Find out what UMass Lowell Mechanical Engineering research is all about!

The Mechanical Engineering Department is currently the largest department in the Francis College of Engineering, and is poised for many more exciting changes, as well as continued success, in the years to come.

The Mechanical Engineering Department offers an extensive range of graduate and undergraduate programs. Our undergraduate program is accredited by the Engineering Accreditation Commission of ABET,

There are approximately 850 undergraduate and over 100 graduate students enrolled in the Mechanical Engineering Department. Within the Department are 30 full-time faculty members with distinguished academic, research and industrial backgrounds.

Mechanical Engineering faculty are award-winning researchers and dedicated academics with the highest level of commitment to providing their students with a quality education and rewarding experience at UMass Lowell.

Our Mechanical Engineering students have been demonstrating their outstanding abilities by participating in and winning national design and graduate competitions in the community.


We are committed to providing students with the highest-quality learning relevant to the needs of industry and society.
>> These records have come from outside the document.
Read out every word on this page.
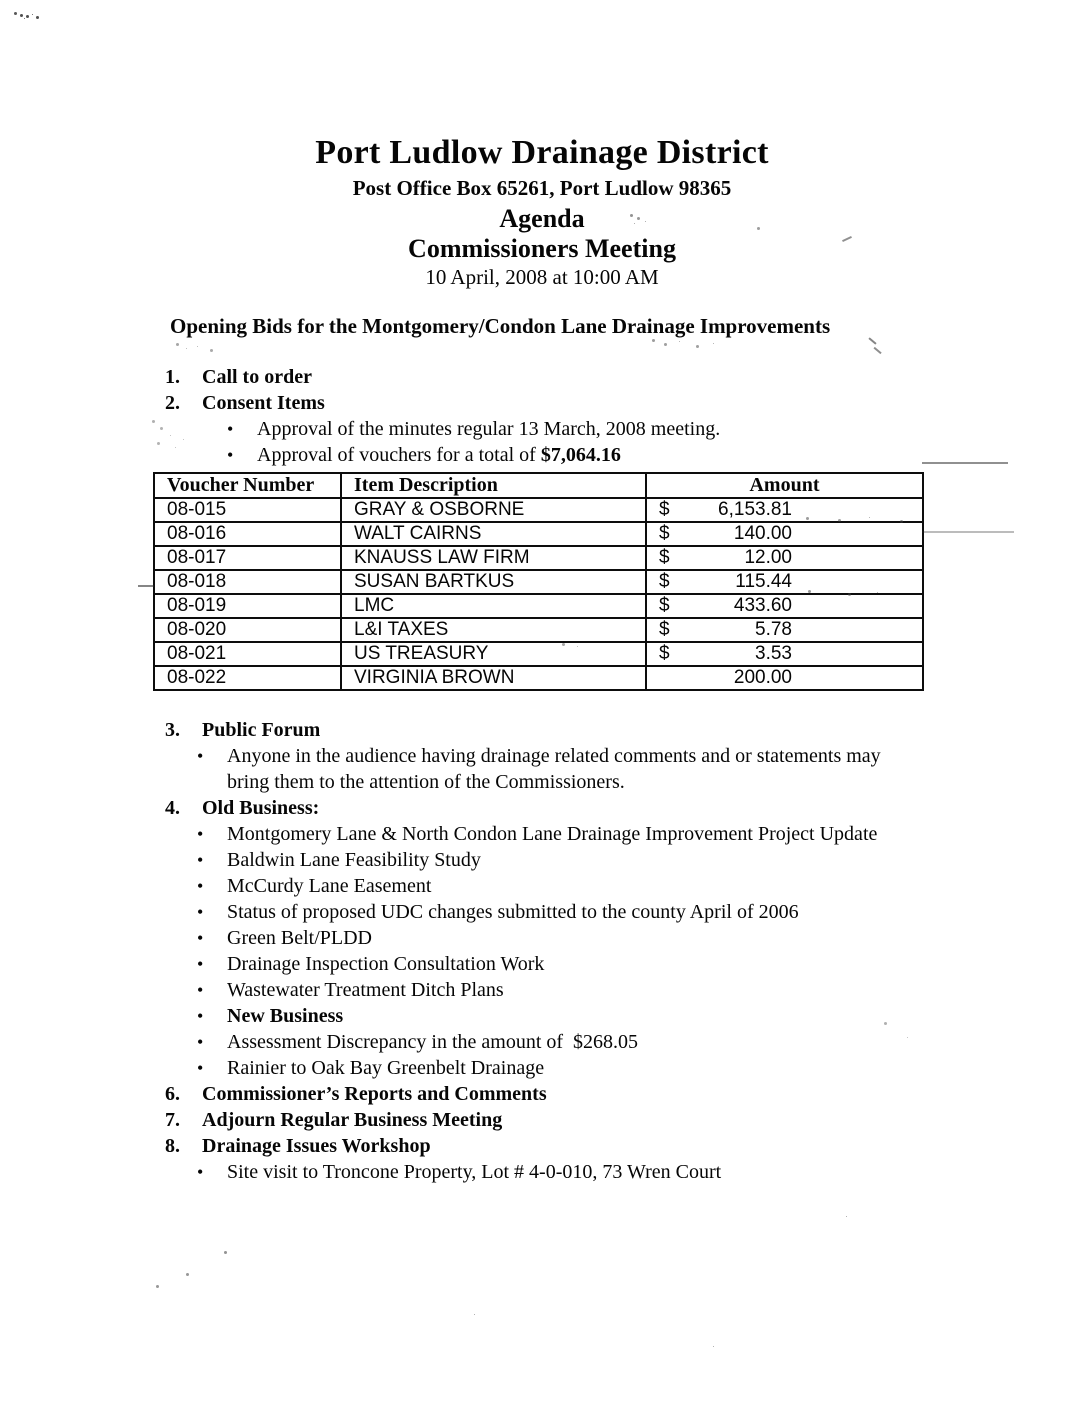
Port Ludlow Drainage District
Post Office Box 65261, Port Ludlow 98365
Agenda
Commissioners Meeting
10 April, 2008 at 10:00 AM
Opening Bids for the Montgomery/Condon Lane Drainage Improvements
1.	Call to order
2.	Consent Items
•	Approval of the minutes regular 13 March, 2008 meeting.
•	Approval of vouchers for a total of $7,064.16
Voucher Number	Item Description	Amount
08-015	GRAY & OSBORNE	$ 6,153.81

08-016	WALT CAIRNS	$ 140.00

08-017	KNAUSS LAW FIRM	$ 12.00

08-018	SUSAN BARTKUS	$ 115.44

08-019	LMC	$ 433.60

08-020	L&I TAXES	$ 5.78

08-021	US TREASURY	$ 3.53

08-022	VIRGINIA BROWN	200.00
3.	Public Forum
•	Anyone in the audience having drainage related comments and or statements may bring them to the attention of the Commissioners.
4.	Old Business:
•	Montgomery Lane & North Condon Lane Drainage Improvement Project Update
•	Baldwin Lane Feasibility Study
•	McCurdy Lane Easement
•	Status of proposed UDC changes submitted to the county April of 2006
•	Green Belt/PLDD
•	Drainage Inspection Consultation Work
•	Wastewater Treatment Ditch Plans
•	New Business
•	Assessment Discrepancy in the amount of  $268.05
•	Rainier to Oak Bay Greenbelt Drainage
6.	Commissioner’s Reports and Comments
7.	Adjourn Regular Business Meeting
8.	Drainage Issues Workshop
•	Site visit to Troncone Property, Lot # 4-0-010, 73 Wren Court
Our undergraduate program is based on a Design-Build-Test methodology, where students spend time in the labs and Makerspace actually building and testing their theoretical designs.

The Mechanical Engineering Department has a history of producing graduates that immediately contribute to the workforce upon graduation.


Our location in the innovation and technology hub of the Merrimack Valley creates a unique opportunity for both students and faculty to collaborate with local industry leaders through research, the Co-Op Program, and more.

The Mechanical Engineering Department is also home to several well-established, internationally renowned research laboratories and centers.

UML’s Design-Build-Fly (DBF) Team in Tucson AZ

UMass Lowell’s Design-Build-Fly (DBF) Team in Tucson, AZ, (photo right) finished 19th out of 95 university teams in the American Institute of Aeronautics and Astronautics (AIAA) annual DBF Competition. This competition requires students to design and build a radio-controlled aircraft, then use it to fly three specific missions that test the aircraft’s flight performance. The aircraft also had to fold so that it could fit into a tube (also pictured). Our team completed all three flight missions, plus the technical inspection and a ground mission, on their first attempt. Their great performance led to UML finishing at its highest position in eight years of competing in this international event.